Publié le Mercredi 9 mars 2016 à 14h53.

9 mars : Plus qu’un début

Initialement prévue comme réponse instantanée à la présentation de l’avant-projet de loi El Khomri devant le conseil des ministres, la journée du 9 mars prend le sens d’une première riposte à un projet particulièrement criminel.

La première, bonne, surprise fut l’impressionnante montée en puissance de la pétition lancée par l’« activiste qui a du mal à se dire de gauche », Caroline de Haas. L’extrême radicalité du texte proposé par la ministre du Travail a engendré une toute aussi extrême colère dans les réseaux militants. Une colère que l’on sentait monter depuis plusieurs mois au travers de multiples luttes, mais surtout des ripostes organisées en soutien à l’inspectrice du travail d’Annecy, aux salariés d’Air France, de Goodyear, dans les mobilisations autour de Notre-Dame-des-Landes, contre l’état d’urgence ou la déchéance de nationalité...

Hésitations syndicales

Du côté des directions syndicales, la mollesse de la réponse a immédiatement été largement critiquée dans les équipes militantes. Certes, pas de surprise chez les CFDT-CFE-CGC-CFTC refusant de se prononcer pour le retrait et préparant leurs reculs.

Mais de son côté, la direction confédérale CGT a commencé par nous repasser le mauvais plat du « syndicalisme rassemblé », entraînant dans son sillage FO, la FSU, et Solidaires. Certes le communiqué de presse du jeudi 3 mars organisait un partage entre syndicats prêts au dialogue et ceux exigeant le retrait, mais la première initiative de mobilisation était repoussée au 31 mars !

L’accélération est venue du côté des organisations de jeunesse mises en colère plus particulièrement par l’aggravation de la précarité et de la libéralisation des possibilités de licenciement qui découleraient du vote du projet de loi El Khomri.
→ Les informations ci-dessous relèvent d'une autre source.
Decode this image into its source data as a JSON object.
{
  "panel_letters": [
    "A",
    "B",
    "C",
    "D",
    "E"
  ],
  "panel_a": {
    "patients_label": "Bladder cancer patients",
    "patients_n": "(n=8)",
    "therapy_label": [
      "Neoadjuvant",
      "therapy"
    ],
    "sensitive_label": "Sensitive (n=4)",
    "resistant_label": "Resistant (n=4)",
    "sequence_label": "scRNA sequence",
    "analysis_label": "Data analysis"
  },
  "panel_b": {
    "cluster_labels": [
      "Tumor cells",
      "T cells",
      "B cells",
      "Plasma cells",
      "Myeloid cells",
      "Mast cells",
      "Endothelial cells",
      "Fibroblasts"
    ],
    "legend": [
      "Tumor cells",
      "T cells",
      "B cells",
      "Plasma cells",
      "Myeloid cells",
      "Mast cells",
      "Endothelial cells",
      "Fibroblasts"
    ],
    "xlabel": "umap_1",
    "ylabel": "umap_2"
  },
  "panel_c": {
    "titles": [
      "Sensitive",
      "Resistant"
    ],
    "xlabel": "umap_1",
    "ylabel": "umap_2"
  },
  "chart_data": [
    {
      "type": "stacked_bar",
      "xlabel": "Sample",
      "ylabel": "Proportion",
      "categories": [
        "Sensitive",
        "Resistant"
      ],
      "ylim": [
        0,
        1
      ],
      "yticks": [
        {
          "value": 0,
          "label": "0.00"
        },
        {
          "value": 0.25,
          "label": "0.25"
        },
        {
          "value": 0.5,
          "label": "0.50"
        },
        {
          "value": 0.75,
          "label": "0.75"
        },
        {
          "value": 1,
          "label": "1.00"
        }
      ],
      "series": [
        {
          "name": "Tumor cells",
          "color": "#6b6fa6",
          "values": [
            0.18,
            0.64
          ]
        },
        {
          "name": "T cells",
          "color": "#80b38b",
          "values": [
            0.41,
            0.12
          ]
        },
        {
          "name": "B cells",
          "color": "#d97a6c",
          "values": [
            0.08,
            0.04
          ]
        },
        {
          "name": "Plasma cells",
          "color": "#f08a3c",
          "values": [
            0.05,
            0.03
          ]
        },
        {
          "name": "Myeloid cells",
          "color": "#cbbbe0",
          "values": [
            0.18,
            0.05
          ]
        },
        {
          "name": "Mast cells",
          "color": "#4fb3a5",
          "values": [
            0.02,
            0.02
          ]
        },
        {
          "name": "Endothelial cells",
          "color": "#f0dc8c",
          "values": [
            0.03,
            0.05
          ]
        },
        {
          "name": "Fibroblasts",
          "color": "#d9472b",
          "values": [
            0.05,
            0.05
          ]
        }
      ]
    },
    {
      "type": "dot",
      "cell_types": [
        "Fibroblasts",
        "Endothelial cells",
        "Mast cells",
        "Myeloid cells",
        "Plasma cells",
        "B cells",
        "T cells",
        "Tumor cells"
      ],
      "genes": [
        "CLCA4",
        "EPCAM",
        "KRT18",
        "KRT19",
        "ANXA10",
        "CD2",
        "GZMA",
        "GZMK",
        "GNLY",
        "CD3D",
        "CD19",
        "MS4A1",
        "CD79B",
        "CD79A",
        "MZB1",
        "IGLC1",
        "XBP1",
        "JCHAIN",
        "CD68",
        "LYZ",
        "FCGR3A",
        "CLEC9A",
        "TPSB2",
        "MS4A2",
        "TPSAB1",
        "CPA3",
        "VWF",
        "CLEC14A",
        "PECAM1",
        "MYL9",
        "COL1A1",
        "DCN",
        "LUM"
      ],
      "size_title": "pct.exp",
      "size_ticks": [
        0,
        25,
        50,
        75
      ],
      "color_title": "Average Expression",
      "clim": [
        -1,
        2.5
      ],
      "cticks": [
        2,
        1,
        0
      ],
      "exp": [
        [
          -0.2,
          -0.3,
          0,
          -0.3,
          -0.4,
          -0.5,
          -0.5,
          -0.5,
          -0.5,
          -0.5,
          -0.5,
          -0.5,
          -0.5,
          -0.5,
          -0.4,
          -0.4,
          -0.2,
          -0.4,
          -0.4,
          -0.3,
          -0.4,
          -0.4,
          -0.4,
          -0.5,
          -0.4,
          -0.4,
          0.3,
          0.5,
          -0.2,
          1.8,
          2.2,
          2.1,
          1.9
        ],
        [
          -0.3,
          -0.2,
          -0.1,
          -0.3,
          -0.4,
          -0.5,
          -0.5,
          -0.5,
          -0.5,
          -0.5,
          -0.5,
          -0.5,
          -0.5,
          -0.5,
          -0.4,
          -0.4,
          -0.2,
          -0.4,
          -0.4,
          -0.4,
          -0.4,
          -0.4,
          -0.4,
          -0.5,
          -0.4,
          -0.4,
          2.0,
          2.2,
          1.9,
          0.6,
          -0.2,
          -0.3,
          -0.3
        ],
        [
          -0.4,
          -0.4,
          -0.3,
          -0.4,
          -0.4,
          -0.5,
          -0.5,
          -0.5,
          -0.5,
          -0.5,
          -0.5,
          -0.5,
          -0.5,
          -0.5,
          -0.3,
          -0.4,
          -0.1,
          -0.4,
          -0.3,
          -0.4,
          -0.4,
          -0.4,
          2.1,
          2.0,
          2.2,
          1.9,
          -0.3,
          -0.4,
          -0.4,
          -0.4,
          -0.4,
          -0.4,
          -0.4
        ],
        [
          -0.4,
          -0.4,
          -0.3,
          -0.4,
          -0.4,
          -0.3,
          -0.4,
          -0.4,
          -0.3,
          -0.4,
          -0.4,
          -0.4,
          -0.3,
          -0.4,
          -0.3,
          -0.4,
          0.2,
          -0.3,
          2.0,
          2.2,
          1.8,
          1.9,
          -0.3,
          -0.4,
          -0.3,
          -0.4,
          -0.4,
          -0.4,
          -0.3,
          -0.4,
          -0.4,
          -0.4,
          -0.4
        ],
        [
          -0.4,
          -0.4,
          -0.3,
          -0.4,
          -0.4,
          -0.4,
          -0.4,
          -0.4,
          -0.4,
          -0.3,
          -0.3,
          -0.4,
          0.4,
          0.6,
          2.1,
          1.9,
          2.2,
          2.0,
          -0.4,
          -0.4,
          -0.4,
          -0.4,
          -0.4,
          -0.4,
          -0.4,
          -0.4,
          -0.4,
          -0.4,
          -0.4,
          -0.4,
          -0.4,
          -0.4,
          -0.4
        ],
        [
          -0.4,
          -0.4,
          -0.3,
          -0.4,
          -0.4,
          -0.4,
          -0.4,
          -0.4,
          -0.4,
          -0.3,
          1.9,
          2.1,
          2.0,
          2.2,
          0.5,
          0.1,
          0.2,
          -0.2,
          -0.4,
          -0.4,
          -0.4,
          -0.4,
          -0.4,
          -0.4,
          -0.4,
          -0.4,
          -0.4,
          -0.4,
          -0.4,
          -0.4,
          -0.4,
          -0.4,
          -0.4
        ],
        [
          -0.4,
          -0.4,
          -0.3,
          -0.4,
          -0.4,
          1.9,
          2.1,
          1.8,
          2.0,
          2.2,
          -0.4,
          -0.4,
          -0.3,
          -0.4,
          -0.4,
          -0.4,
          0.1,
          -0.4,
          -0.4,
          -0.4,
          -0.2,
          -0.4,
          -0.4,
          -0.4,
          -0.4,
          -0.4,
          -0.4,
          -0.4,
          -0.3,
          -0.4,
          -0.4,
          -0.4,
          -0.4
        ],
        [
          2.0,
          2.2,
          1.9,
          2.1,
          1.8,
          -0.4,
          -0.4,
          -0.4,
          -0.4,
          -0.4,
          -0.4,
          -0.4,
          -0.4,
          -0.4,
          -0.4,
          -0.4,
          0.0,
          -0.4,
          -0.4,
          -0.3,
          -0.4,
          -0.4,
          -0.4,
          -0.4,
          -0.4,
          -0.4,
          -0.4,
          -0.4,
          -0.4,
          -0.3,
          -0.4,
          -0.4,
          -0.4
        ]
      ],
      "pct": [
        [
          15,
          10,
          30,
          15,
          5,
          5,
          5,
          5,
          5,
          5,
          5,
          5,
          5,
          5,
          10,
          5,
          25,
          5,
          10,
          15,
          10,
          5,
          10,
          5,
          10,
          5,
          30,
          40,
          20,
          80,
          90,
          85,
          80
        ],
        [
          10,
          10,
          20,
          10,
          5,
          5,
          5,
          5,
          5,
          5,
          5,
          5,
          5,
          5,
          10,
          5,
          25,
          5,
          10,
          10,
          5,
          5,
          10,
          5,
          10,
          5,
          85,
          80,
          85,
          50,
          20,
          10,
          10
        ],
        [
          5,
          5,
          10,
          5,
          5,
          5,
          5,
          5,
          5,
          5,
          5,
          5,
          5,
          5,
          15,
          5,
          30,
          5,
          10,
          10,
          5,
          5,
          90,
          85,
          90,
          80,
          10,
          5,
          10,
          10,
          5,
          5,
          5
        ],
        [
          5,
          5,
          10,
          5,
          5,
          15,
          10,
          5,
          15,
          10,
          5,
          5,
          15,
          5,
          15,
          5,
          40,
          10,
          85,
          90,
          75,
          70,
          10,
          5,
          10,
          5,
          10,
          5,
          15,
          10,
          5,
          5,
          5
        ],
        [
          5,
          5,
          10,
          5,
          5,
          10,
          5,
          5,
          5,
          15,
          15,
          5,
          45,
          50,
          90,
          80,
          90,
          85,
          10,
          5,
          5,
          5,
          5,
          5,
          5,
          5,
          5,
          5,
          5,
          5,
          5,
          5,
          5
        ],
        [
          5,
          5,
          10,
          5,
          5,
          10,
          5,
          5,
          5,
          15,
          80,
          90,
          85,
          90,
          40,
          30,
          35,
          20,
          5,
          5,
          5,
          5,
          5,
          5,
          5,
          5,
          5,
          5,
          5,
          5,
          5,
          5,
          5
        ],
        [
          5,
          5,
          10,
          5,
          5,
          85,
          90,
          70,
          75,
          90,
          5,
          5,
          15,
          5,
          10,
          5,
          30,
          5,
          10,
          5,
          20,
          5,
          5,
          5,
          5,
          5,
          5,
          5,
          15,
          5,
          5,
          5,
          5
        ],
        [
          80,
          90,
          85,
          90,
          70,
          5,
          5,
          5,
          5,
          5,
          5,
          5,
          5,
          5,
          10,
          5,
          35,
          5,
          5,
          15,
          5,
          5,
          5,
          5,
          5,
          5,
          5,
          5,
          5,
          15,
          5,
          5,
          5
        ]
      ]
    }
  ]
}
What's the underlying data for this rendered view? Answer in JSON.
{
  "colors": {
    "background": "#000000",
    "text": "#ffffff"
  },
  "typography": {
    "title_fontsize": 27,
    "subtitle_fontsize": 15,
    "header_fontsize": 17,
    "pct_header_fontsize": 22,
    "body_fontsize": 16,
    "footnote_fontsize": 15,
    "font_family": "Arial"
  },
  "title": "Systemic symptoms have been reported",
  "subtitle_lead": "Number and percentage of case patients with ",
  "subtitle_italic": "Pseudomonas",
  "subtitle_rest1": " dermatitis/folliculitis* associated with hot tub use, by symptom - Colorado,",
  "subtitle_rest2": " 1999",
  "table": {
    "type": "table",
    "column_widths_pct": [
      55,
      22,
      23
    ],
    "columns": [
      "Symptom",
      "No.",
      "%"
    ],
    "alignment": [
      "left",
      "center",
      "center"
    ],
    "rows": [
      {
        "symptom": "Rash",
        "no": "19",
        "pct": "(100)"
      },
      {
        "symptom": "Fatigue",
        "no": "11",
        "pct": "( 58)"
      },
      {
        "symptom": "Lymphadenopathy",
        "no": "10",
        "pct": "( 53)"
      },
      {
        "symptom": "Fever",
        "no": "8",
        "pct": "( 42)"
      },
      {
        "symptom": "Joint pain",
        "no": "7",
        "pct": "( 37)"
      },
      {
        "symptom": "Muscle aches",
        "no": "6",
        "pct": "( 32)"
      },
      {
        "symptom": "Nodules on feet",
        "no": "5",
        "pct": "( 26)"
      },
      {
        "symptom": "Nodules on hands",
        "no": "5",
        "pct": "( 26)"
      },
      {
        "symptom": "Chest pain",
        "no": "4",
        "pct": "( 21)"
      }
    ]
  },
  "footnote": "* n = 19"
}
Le 10e anniversaire et la mémoire de la victoire de la jeunesse contre le Contrat première embauche (voir dossier dans l’Anticapitaliste n°323) sont venus à point pour donner confiance et envie d’engager la mobilisation.

Une mobilisation qui monte

En retenant la date du 9 mars, les organisations de jeunesse ont ainsi offert aux équipes militantes syndicales la possibilité de se fixer un premier objectif de mobilisation réclamé largement au-delà des responsables syndicaux, « à la base » ou dans échelons intermédiaires. C’est ainsi que dans la foulée se sont multipliés les appels à rassemblements, débrayages, grèves, issus de nombreuses structures, syndicats, union locales, unions départementales, fédérations de la CGT, de Solidaires...

Critiquée, bousculée, la direction de la CGT s’est trouvée contrainte d’appeler à participer aux mobilisations du 9 mars, même après que le gouvernement a annoncé le report de la présentation de la loi au conseil des ministres du mercredi 23 mars. Un report dont il espérait bien qu’il ferait tomber au moins provisoirement la mobilisation. Échec. Deux semaines qu’il espère surtout mettre à profit pour dissuader la CFDT et ses ombres de s’engager plus avant dans la mobilisation, moyennant quelques aménagements, les moins substantiels possible...

Malgré tout, la CGT s’est crue obligée d’appeler à Paris à un rassemblement avec des lieux et heures différents de ceux annoncés par les organisations de jeunesse. Les fantômes de Cohn-Bendit et Krivine hanteraient-ils encore à Montreuil les couloirs de la confédération ?

D’ores et déjà, il est assez largement acquis que pour une majorité de salariéEs, voire de la population, cette loi non seulement ne réglera pas le problème du chômage mais que c’est une attaque terriblement brutale contre les droits des travailleurEs.

Du passif faisons table rase

Et, fait nouveau, dans les assemblées générales étudiantes, dans les discussions non seulement avec les militantEs, les syndiquéEs, les salariéEs dans les entreprises, c’est la question de « comment gagner » qui est posée. Si dans la jeunesse, la mémoire du CPE peut aider, parmi les salariéEs, les retours explicatifs sur 2007, 2010 sont indispensables. Et le retour en mobilisation des cheminotEs, des salariéEs de la RATP, renvoie un petit souffle de 95. Lors de la mobilisation de 2010, la grève dans les raffineries avait momentanément ouvert la possibilité d’un blocage de l’activité économique. La réquisition judiciairement ordonnée par le gouvernement et le peu d’empressement des directions fédérales et confédérales CGT à apporter un soutien total dans cet affrontement en avait signé la défaite.

En tirant tous les bilans, c’est  à cette construction d’un rapport de forces ouvrant la possibilité d’infliger une défaite au gouvernement que nous nous attelons.